A first full listen of Monahan’s Stop Saying I can be an odd experience. Is this a folk album? Rock? Indie? Jazz? Is it happy? Moody? Bright? Dark?
Yeah, it’s all that, and in many musical cases this meandering means trouble.
But is doesn’t here, as the ambitious voice of one Ryan Monahan makes this eight-song kaleidoscope an unmitigated success and a constant surprise.
With a voice of emotive power, Monahan moves through Stop Saying I with playful purpose while drawing lyrical inspiration from Leonard Cohen and The Tibetan Book of the Dead. Sure it’s a bit high-brow, but damn if it isn’t worth hearing.
Take Offset, a ranging song about Ugandan children soldiers with bits of world tones (a la Peter Gabriel) and gentle acoustic bridges that evolve into instrumental explosions. The complicated song moves through genres with ease, guided along by Monahan’s confident voice. It’s stunning work.

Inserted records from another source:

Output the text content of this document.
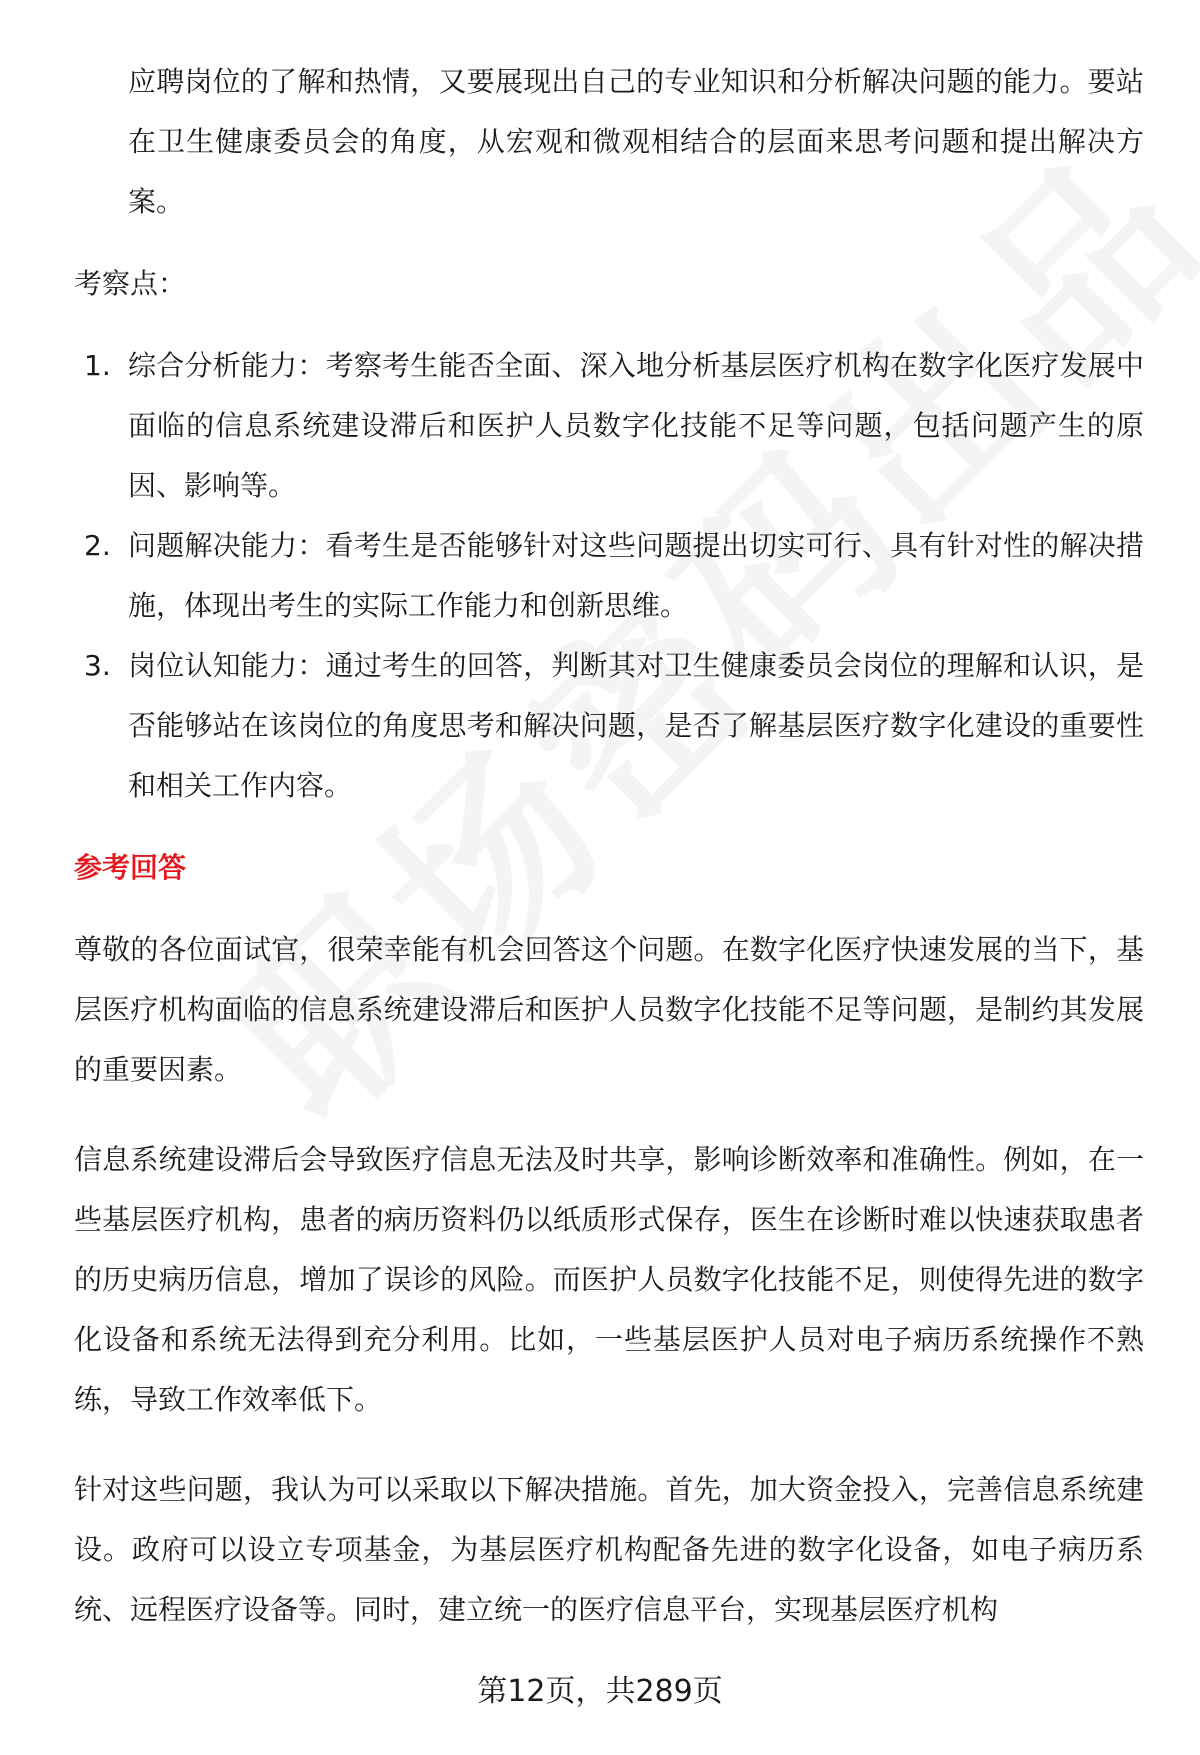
应聘岗位的了解和热情，又要展现出自己的专业知识和分析解决问题的能力。要站在卫生健康委员会的角度，从宏观和微观相结合的层面来思考问题和提出解决方案。

考察点：

1. 综合分析能力：考察考生能否全面、深入地分析基层医疗机构在数字化医疗发展中面临的信息系统建设滞后和医护人员数字化技能不足等问题，包括问题产生的原因、影响等。
2. 问题解决能力：看考生是否能够针对这些问题提出切实可行、具有针对性的解决措施，体现出考生的实际工作能力和创新思维。
3. 岗位认知能力：通过考生的回答，判断其对卫生健康委员会岗位的理解和认识，是否能够站在该岗位的角度思考和解决问题，是否了解基层医疗数字化建设的重要性和相关工作内容。

参考回答

尊敬的各位面试官，很荣幸能有机会回答这个问题。在数字化医疗快速发展的当下，基层医疗机构面临的信息系统建设滞后和医护人员数字化技能不足等问题，是制约其发展的重要因素。

信息系统建设滞后会导致医疗信息无法及时共享，影响诊断效率和准确性。例如，在一些基层医疗机构，患者的病历资料仍以纸质形式保存，医生在诊断时难以快速获取患者的历史病历信息，增加了误诊的风险。而医护人员数字化技能不足，则使得先进的数字化设备和系统无法得到充分利用。比如，一些基层医护人员对电子病历系统操作不熟练，导致工作效率低下。

针对这些问题，我认为可以采取以下解决措施。首先，加大资金投入，完善信息系统建设。政府可以设立专项基金，为基层医疗机构配备先进的数字化设备，如电子病历系统、远程医疗设备等。同时，建立统一的医疗信息平台，实现基层医疗机构

第12页，共289页
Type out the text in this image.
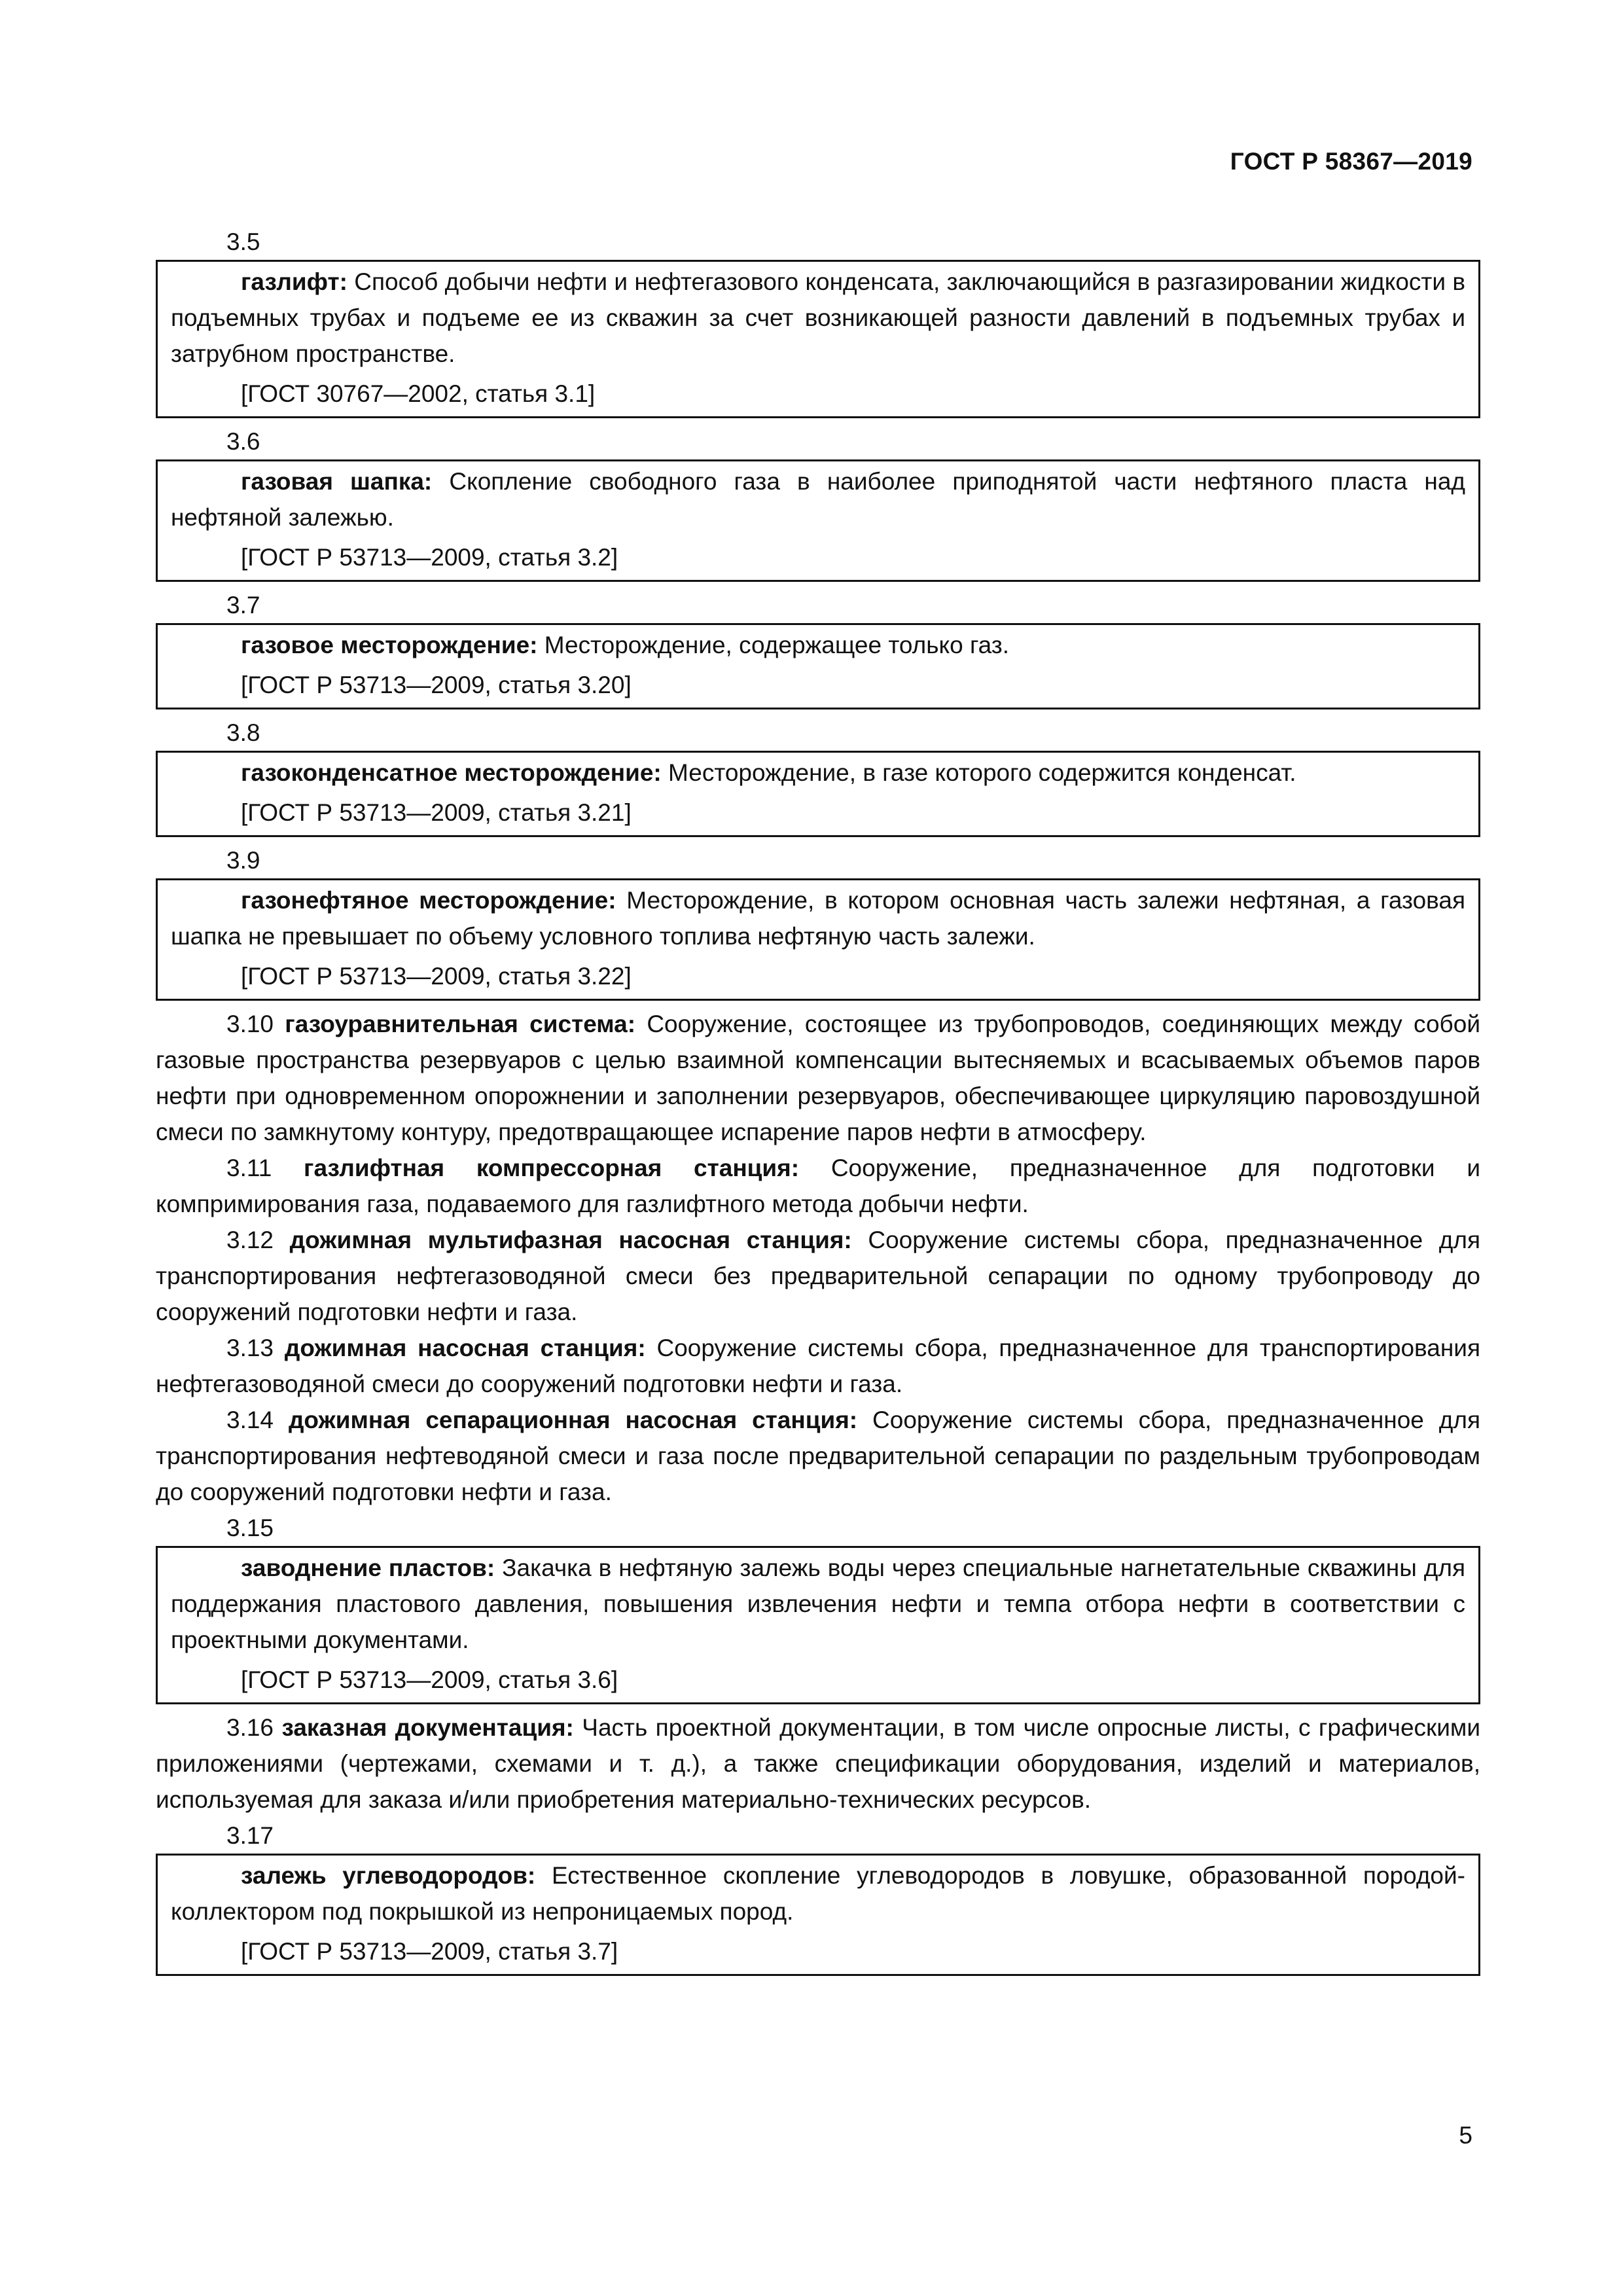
ГОСТ Р 58367—2019
3.5
газлифт: Способ добычи нефти и нефтегазового конденсата, заключающийся в разгазировании жидкости в подъемных трубах и подъеме ее из скважин за счет возникающей разности давлений в подъемных трубах и затрубном пространстве.
[ГОСТ 30767—2002, статья 3.1]
3.6
газовая шапка: Скопление свободного газа в наиболее приподнятой части нефтяного пласта над нефтяной залежью.
[ГОСТ Р 53713—2009, статья 3.2]
3.7
газовое месторождение: Месторождение, содержащее только газ.
[ГОСТ Р 53713—2009, статья 3.20]
3.8
газоконденсатное месторождение: Месторождение, в газе которого содержится конденсат.
[ГОСТ Р 53713—2009, статья 3.21]
3.9
газонефтяное месторождение: Месторождение, в котором основная часть залежи нефтяная, а газовая шапка не превышает по объему условного топлива нефтяную часть залежи.
[ГОСТ Р 53713—2009, статья 3.22]
3.10 газоуравнительная система: Сооружение, состоящее из трубопроводов, соединяющих между собой газовые пространства резервуаров с целью взаимной компенсации вытесняемых и всасываемых объемов паров нефти при одновременном опорожнении и заполнении резервуаров, обеспечивающее циркуляцию паровоздушной смеси по замкнутому контуру, предотвращающее испарение паров нефти в атмосферу.
3.11 газлифтная компрессорная станция: Сооружение, предназначенное для подготовки и компримирования газа, подаваемого для газлифтного метода добычи нефти.
3.12 дожимная мультифазная насосная станция: Сооружение системы сбора, предназначенное для транспортирования нефтегазоводяной смеси без предварительной сепарации по одному трубопроводу до сооружений подготовки нефти и газа.
3.13 дожимная насосная станция: Сооружение системы сбора, предназначенное для транспортирования нефтегазоводяной смеси до сооружений подготовки нефти и газа.
3.14 дожимная сепарационная насосная станция: Сооружение системы сбора, предназначенное для транспортирования нефтеводяной смеси и газа после предварительной сепарации по раздельным трубопроводам до сооружений подготовки нефти и газа.
3.15
заводнение пластов: Закачка в нефтяную залежь воды через специальные нагнетательные скважины для поддержания пластового давления, повышения извлечения нефти и темпа отбора нефти в соответствии с проектными документами.
[ГОСТ Р 53713—2009, статья 3.6]
3.16 заказная документация: Часть проектной документации, в том числе опросные листы, с графическими приложениями (чертежами, схемами и т. д.), а также спецификации оборудования, изделий и материалов, используемая для заказа и/или приобретения материально-технических ресурсов.
3.17
залежь углеводородов: Естественное скопление углеводородов в ловушке, образованной породой-коллектором под покрышкой из непроницаемых пород.
[ГОСТ Р 53713—2009, статья 3.7]
5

You want that alt-indie feel? Try Moving Targets. Quiet ballads? There’s Love Me Sober and The Pendulum’s Heart, which could be an outtake from Sting’s masterpiece Nothing Like the Sun. And Dirty Talk has Monahan rocking out, punctuated with falsetto yelps and screeching guitar solos. The song comes out of nowhere but feels necessary, as if Monahan needed to break the silence in a quiet room of curious onlookers.
Stop Saying I is bold, full of effort and endeavor, and within its wending ways has something for everyone.